Sydney Medical School, Faculty of Medicine and Health, University of Sydney, Sydney, NSW, Australia.
Pain Management Research Institute, Kolling Institute, University of Sydney, Sydney, NSW, Australia.
BMJ. 2022 Apr 4;377:e066375. doi: 10.1136/bmj-2021-066375.
To review interventions to reduce long term opioid treatment in people with chronic non-cancer pain, considering efficacy on dose reduction and discontinuation, pain, function, quality of life, withdrawal symptoms, substance use, and adverse events.
Systematic review and meta-analysis of randomised controlled trials and non-randomised studies of interventions.
Medline, Embase, PsycINFO, CINAHL, and the Cochrane Library searched from inception to July 2021. Reference lists and previous reviews were also searched and experts were contacted.
Original research in English. Case reports and cross sectional studies were excluded.
Two authors independently selected studies, extracted data, and used the Cochrane risk-of-bias tools for randomised and non-randomised studies (RoB 2 and ROBINS-I). Authors grouped interventions into five categories (pain self-management, complementary and alternative medicine, pharmacological and biomedical devices and interventions, opioid replacement treatment, and deprescription methods), estimated pooled effects using random effects meta-analytical models, and appraised the certainty of evidence using GRADE (grading of recommendations, assessment, development, and evaluation).

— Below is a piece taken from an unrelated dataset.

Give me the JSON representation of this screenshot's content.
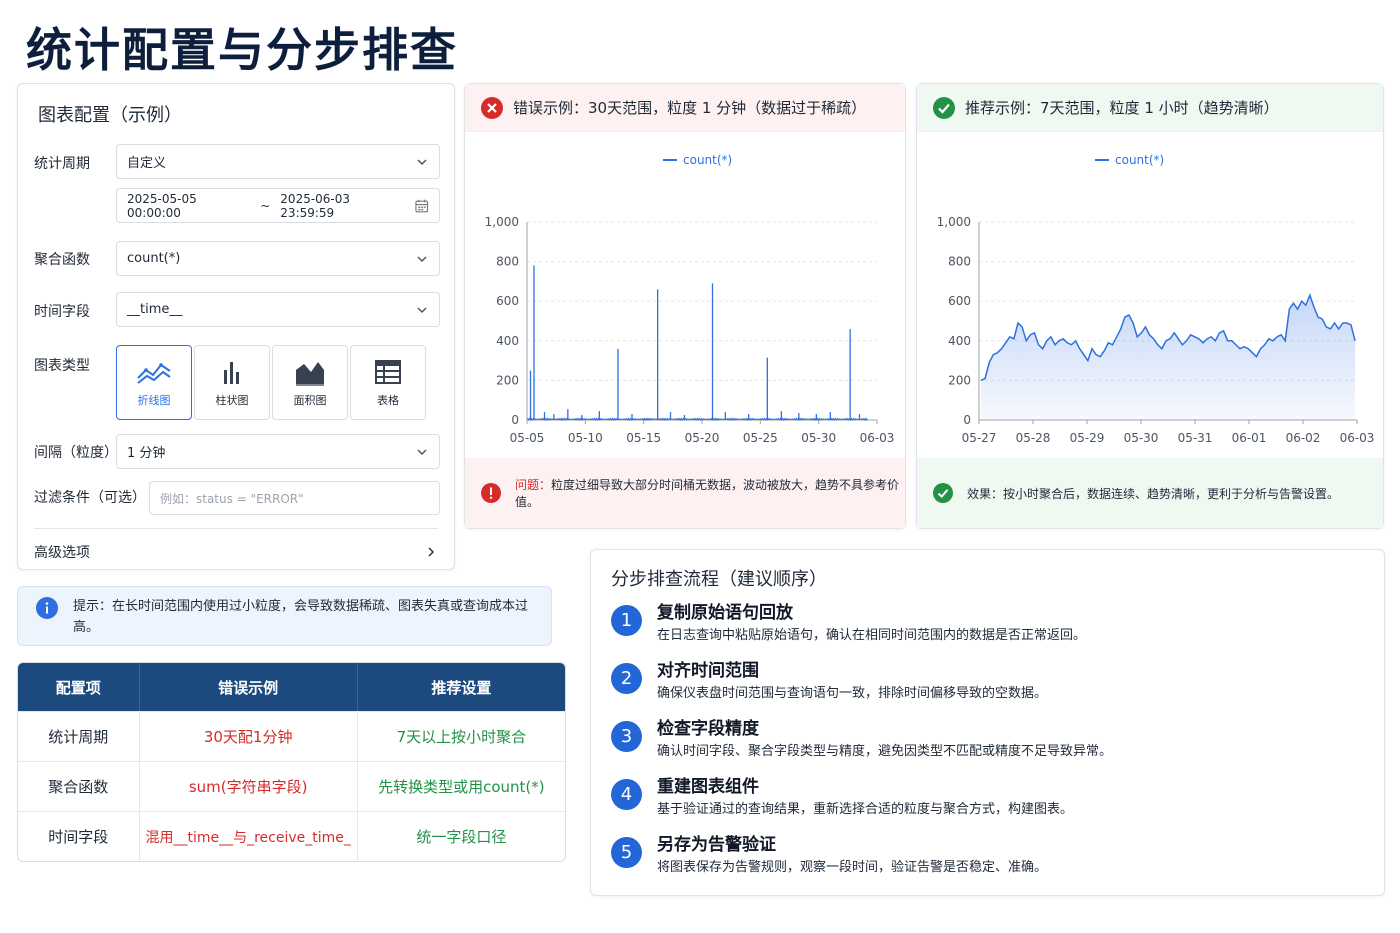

Of 166 studies meeting inclusion criteria, 130 (78%) were considered at critical risk of bias and were excluded from the evidence synthesis. Of the 36 included studies, few had comparable treatment arms and sample sizes were generally small. Consequently, the certainty of the evidence was low or very low for more than 90% (41/44) of GRADE outcomes, including for all non-opioid patient outcomes. Despite these limitations, evidence of moderate certainty indicated that interventions to support prescribers' adherence to guidelines increased the likelihood of patients discontinuing opioid treatment (adjusted odds ratio 1.5, 95% confidence interval 1.0 to 2.1), and that these prescriber interventions as well as pain self-management programmes reduced opioid dose more than controls (intervention control, mean difference -6.8 mg (standard error 1.6) daily oral morphine equivalent, P<0.001; pain programme control, -14.31 mg daily oral morphine equivalent, 95% confidence interval -21.57 to -7.05).
Evidence on the reduction of long term opioid treatment for chronic pain continues to be constrained by poor study methodology. Of particular concern is the lack of evidence relating to possible harms. Agreed standards for designing and reporting studies on the reduction of opioid treatment are urgently needed.
PROSPERO CRD42020140943.
综述慢性非癌性疼痛患者长期阿片类药物治疗的干预措施,评估其在减少剂量和停药、疼痛、功能、生活质量、戒断症状、物质使用和不良事件方面的疗效。
对随机对照试验和非随机研究的系统评价和荟萃分析。
从建库到 2021 年 7 月,检索了 Medline、Embase、PsycINFO、CINAHL 和 Cochrane 图书馆。还检索了参考文献列表和先前的综述,并联系了专家。
原始研究为英文。病例报告和横断面研究被排除在外。
两名作者独立选择研究、提取数据,并使用 Cochrane 随机和非随机研究偏倚工具(RoB 2 和 ROBINS-I)。作者将干预措施分为五类(疼痛自我管理、补充和替代医学、药理学和生物医学设备和干预、阿片类药物替代治疗和减药方法),使用随机效应荟萃分析模型估计汇总效应,并使用 GRADE(推荐、评估、发展和评估分级)评估证据的确定性。
符合纳入标准的 166 项研究中,有 130 项(78%)被认为具有关键偏倚风险,因此被排除在证据综合之外。在纳入的 36 项研究中,很少有可比的治疗组,且样本量通常较小。因此,超过 90%(41/44)的 GRADE 结局的证据确定性为低或极低,包括所有非阿片类药物患者结局。尽管存在这些局限性,但有中等确定性的证据表明,支持医生遵循指南的干预措施增加了患者停止阿片类药物治疗的可能性(调整后的优势比 1.5,95%置信区间 1.0 至 2.1),并且这些医生干预措施以及疼痛自我管理计划比对照组减少了阿片类药物剂量(干预 对照组,平均差异-6.8 毫克(标准误差 1.6)每日口服吗啡当量,P<0.001;疼痛计划 对照组,-14.31 毫克每日口服吗啡当量,95%置信区间-21.57 至-7.05)。
关于慢性疼痛患者长期阿片类药物治疗减少的证据仍然受到研究方法不佳的限制。特别令人关注的是缺乏可能危害的证据。迫切需要制定和报告减少阿片类药物治疗的研究的商定标准。
PROSPERO CRD42020140943。